Quando se conta uma história, muita coisa é deixada com o outro, com quem ouve; portanto, é
importante ressaltar que, embora as histórias transmitam valores éticos, sedimentam conhecimento
e aconselham, e tudo isso só funciona se não for feito de maneira impositiva. Não funciona
contar uma história para ensinar que é feio bater ou morder o coleguinha, fugir da sala, sujar a
escola etc. É preciso fazer com que a criança pense, e não ditar regras por meio da literatura.

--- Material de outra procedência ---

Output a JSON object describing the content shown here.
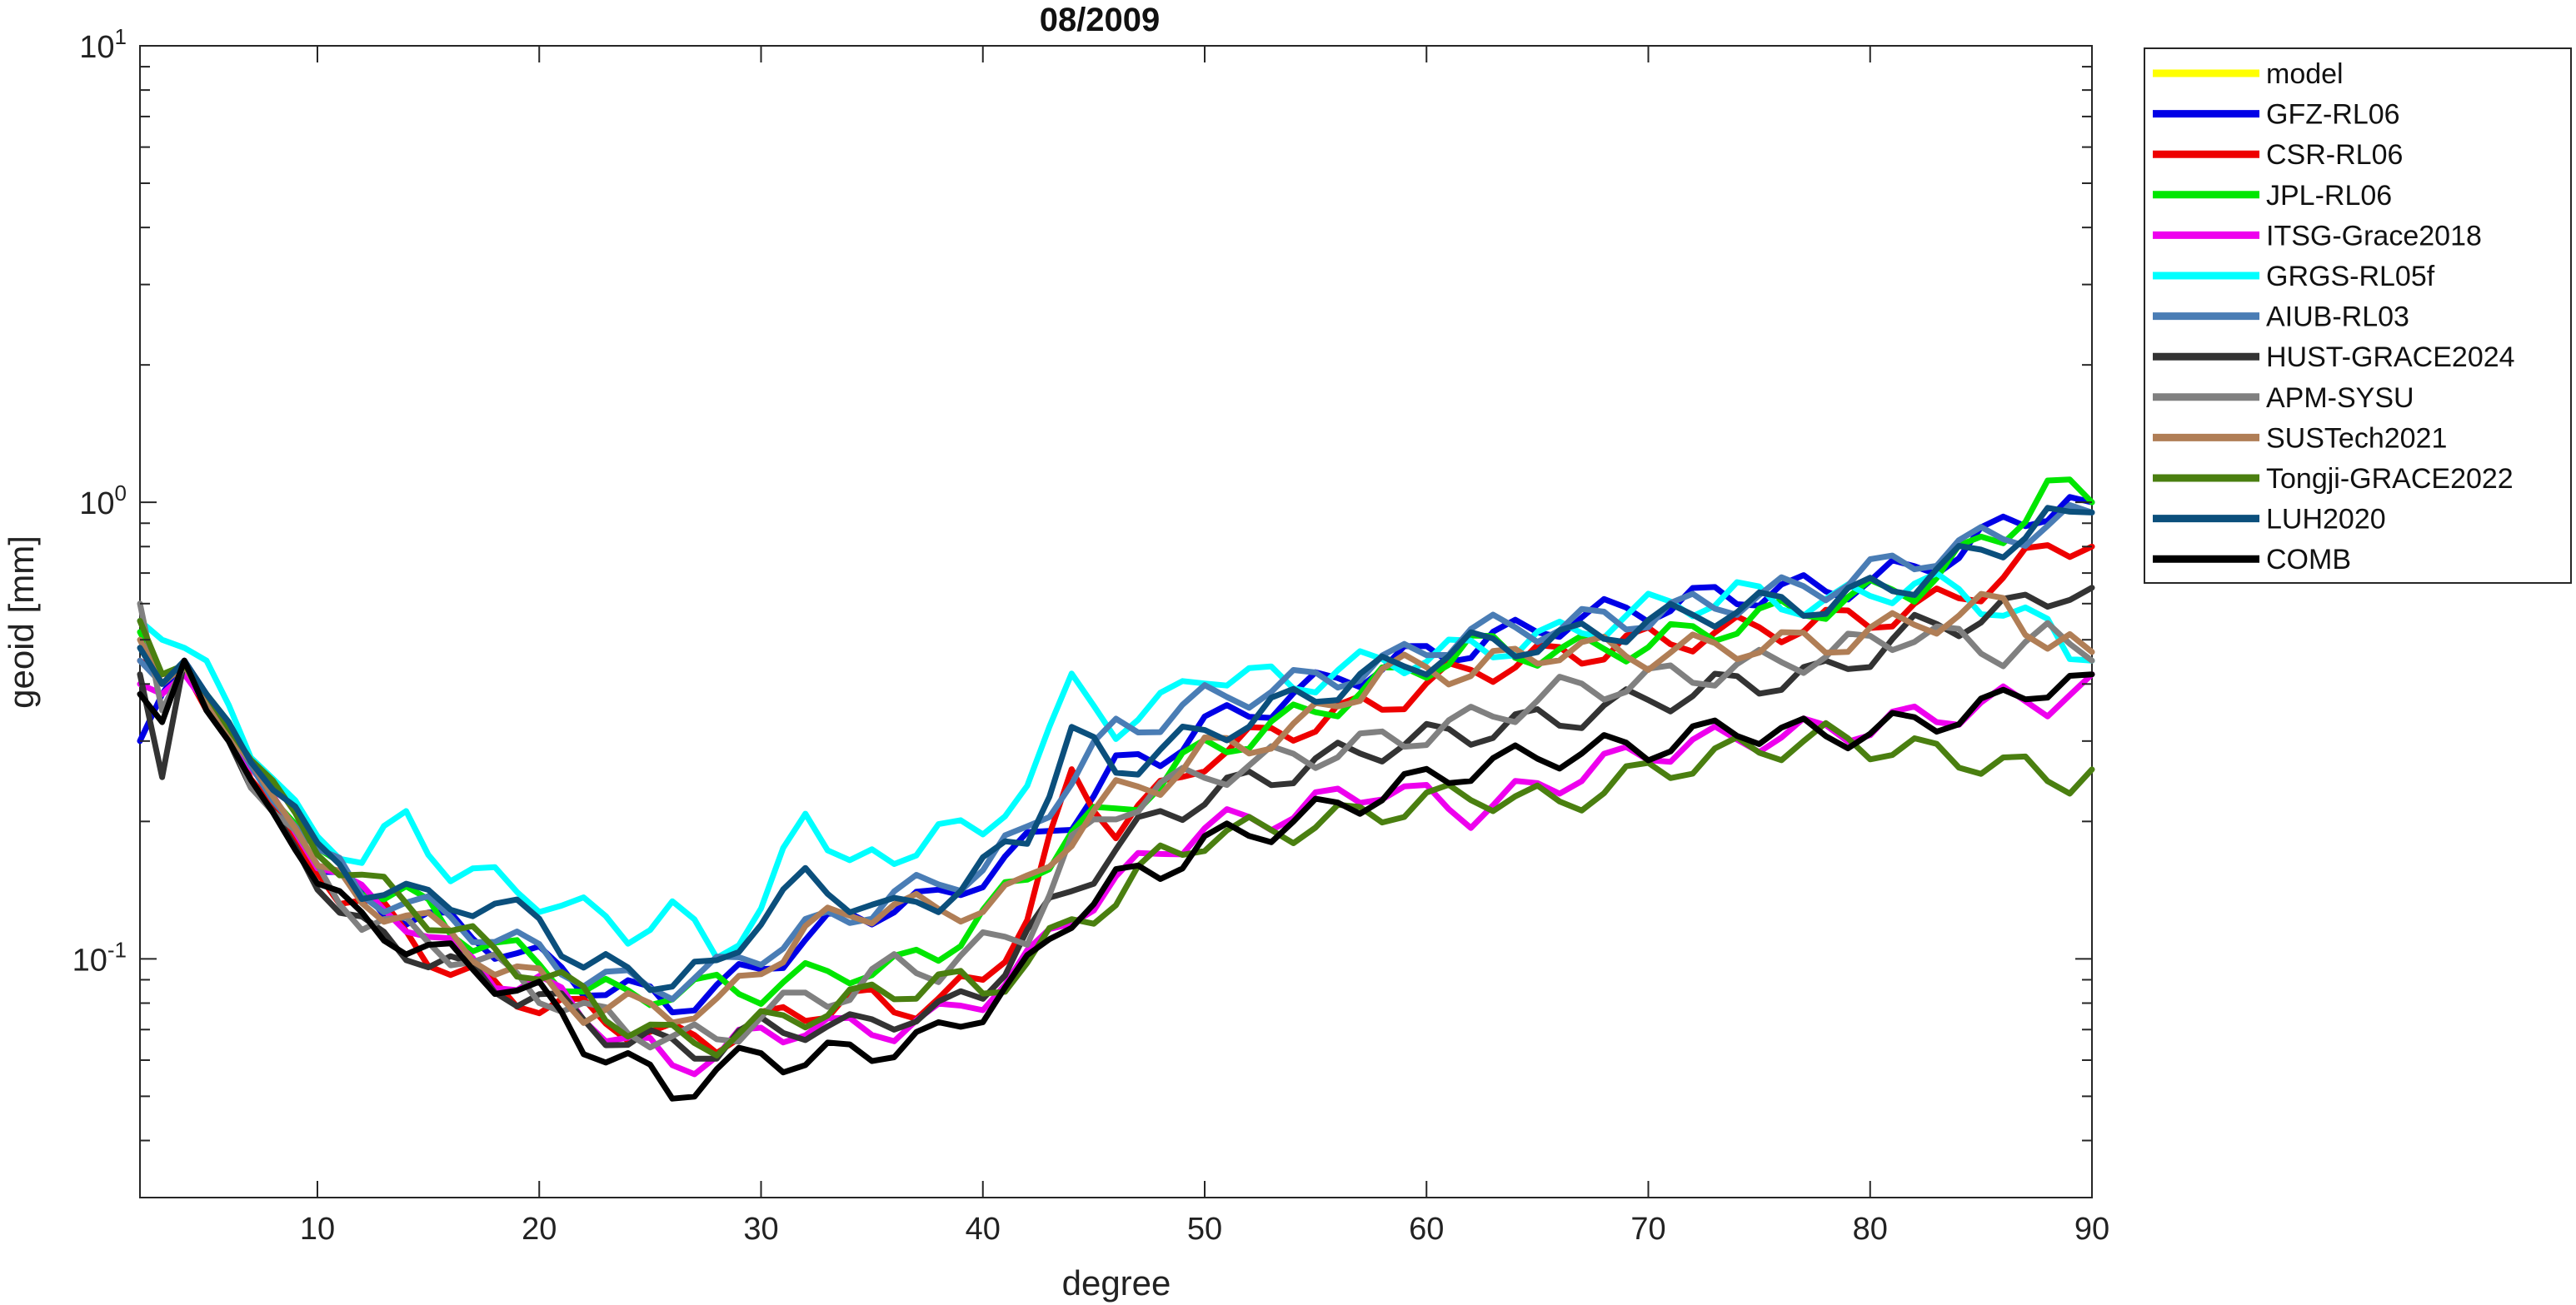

Acreditamos em uma solução para que esses momentos possam ser esperados com ansiedade
pelas crianças e, também, pelo professor. A escola poderia deixar de investir no “hábito” de ler e
investir no “gosto”, no prazer que a própria criança a cada leitura acrescentaria mais e mais
(VILLARDI, 1997, p. 9). A literatura infantil como uma forma agradável e ativa de lazer tem um
papel relevante na formação de um indivíduo crítico e criativo. Daí a importância da nossa
atuação como educadores na formação dessas crianças. Devemos nos empenhar ao máximo
para que o primeiro contato da criança com os livros seja de prazer, uma relação agradável que
estimule sua criatividade, enriquecendo sua imaginação e conseqüentemente contribuindo em
sua formação como leitor para a vida toda.